Norma recebeu uma placa comemorativa pelos serviços prestados à universidade. Os alunos do curso, André Albuquerque (bacharelado) e Matheus Cavalcante (licenciatura) fizeram a entrega solene. Segundo os organizadores, os anos de dedicação da professora ao curso e seu pioneirismo jamais serão esquecidos.
“A ideia, que ganhou corpo e emoção ao longo de quatro atos, nasceu do coração de quem viveu de perto a influência da homenageada”, disse Jhonatan Gomes Gadelha, que foi aluno de Norma na graduação. Ele contou que a mostra surgiu de uma entrevista feita com ela por ocasião do trabalho dele de conclusão de curso, em 2015. “As falas, os ensinamentos e as memórias compartilhadas por Norma naquele momento foram resgatadas e transformadas em movimento”, lembrou.
Gadelha explicou que as músicas que embalaram as coreografias autorais foram criadas com o auxílio de inteligência artificial. “Um encontro simbólico entre a tradição plantada pela pioneira e as ferramentas do futuro. O resultado foi uma apresentação carregada de bagagem emocional, autenticidade e reverência à história que se contava no palco.”
Mostra em 4 atos
A professora de Educação Física, Franciely Gomes Gonçalves, também ex-aluna de Norma, foi a mestre de cerimônias e guiou o público por uma narrativa que comparava a trajetória da homenageada ao crescimento de uma árvore: “A Pioneira: A Raiz (ato I), “A Transformadora: O Tronco” (ato II), “O Legado: Os Frutos” (ato III) e “Homenagem Final: O reconhecimento” (ato IV).

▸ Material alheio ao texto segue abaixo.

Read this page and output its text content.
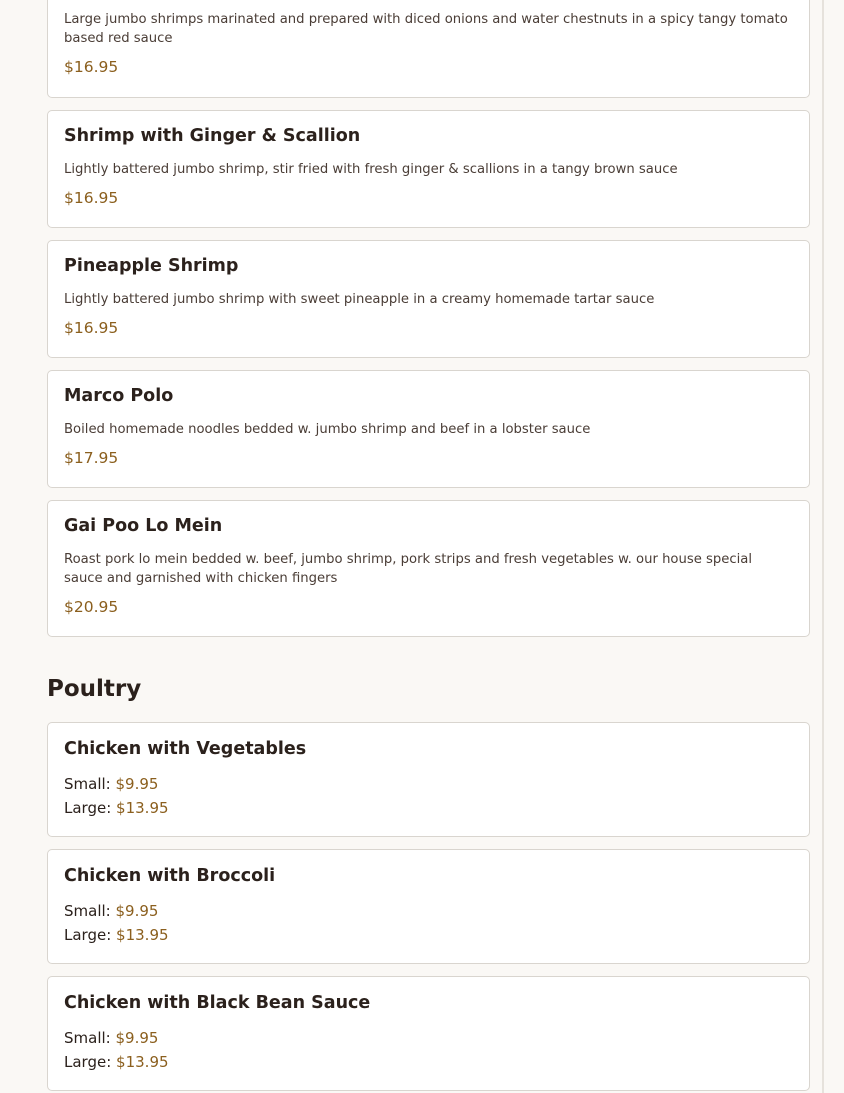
Large jumbo shrimps marinated and prepared with diced onions and water chestnuts in a spicy tangy tomato based red sauce
$16.95
Shrimp with Ginger & Scallion
Lightly battered jumbo shrimp, stir fried with fresh ginger & scallions in a tangy brown sauce
$16.95
Pineapple Shrimp
Lightly battered jumbo shrimp with sweet pineapple in a creamy homemade tartar sauce
$16.95
Marco Polo
Boiled homemade noodles bedded w. jumbo shrimp and beef in a lobster sauce
$17.95
Gai Poo Lo Mein
Roast pork lo mein bedded w. beef, jumbo shrimp, pork strips and fresh vegetables w. our house special sauce and garnished with chicken fingers
$20.95
Poultry
Chicken with Vegetables
Small: $9.95
Large: $13.95
Chicken with Broccoli
Small: $9.95
Large: $13.95
Chicken with Black Bean Sauce
Small: $9.95
Large: $13.95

O ato I trouxe depoimentos em vídeo e ao vivo, além de coreografias como “Homem com H” (com os 2º períodos de bacharelado e licenciatura) e “K Dance”, que homenageou os anos 1970. O ex-bolsista Kelvin Wesley subiu ao palco para saudar a professora. A escola de dança Adorai também marcou presença com as variações de Letícia e Rayelle Bianca, coreografadas por Caline Teodoro, e o carimbó foi apresentado pelo professor Jhon e pela aluna Kethelen.

O ato II contou com o depoimento ao vivo de Jhon Gomes, ex-aluno que seguiu carreira artística e acadêmica, narrando um momento específico que mudou sua trajetória. Ele também apresentou um solo de dança, seguido por coreografias da turma de licenciatura e uma performance de ginástica acrobática do 4º período.
No ato III foi exibido um vídeo em que os atuais alunos do curso de Educação Física refletiram sobre o que a dança significa em suas formações. As apresentações incluíram o Atelier Escola de Dança com “Entre o que Fica e o que Parte” (Ana Fonseca e Elias Daniel), o Estúdio de Artes Balancé com “Estrelas” (coreografia de Lucas Souza) e a Cia. de Dança Jhon Gomes, com outra versão de “Estrelas”. A escola Adorai retornou com “Sarça Ardente”, coreografada por Lívia Teodoro; os alunos do 2º período de bacharelado encerraram o ato.
No ato IV, após o ministério de dança Plenitude apresentar “Raridade”, música de Anderson Freire, a professora Shirley Regina subiu ao palco para oferecer palavras à homenageada. Em seguida, a mestre de cerimônias convidou Norma Tinoco a entrar em cena. Ao som de “Muda Tudo”, os alunos formaram um círculo ao redor da professora, cantando o refrão em coro.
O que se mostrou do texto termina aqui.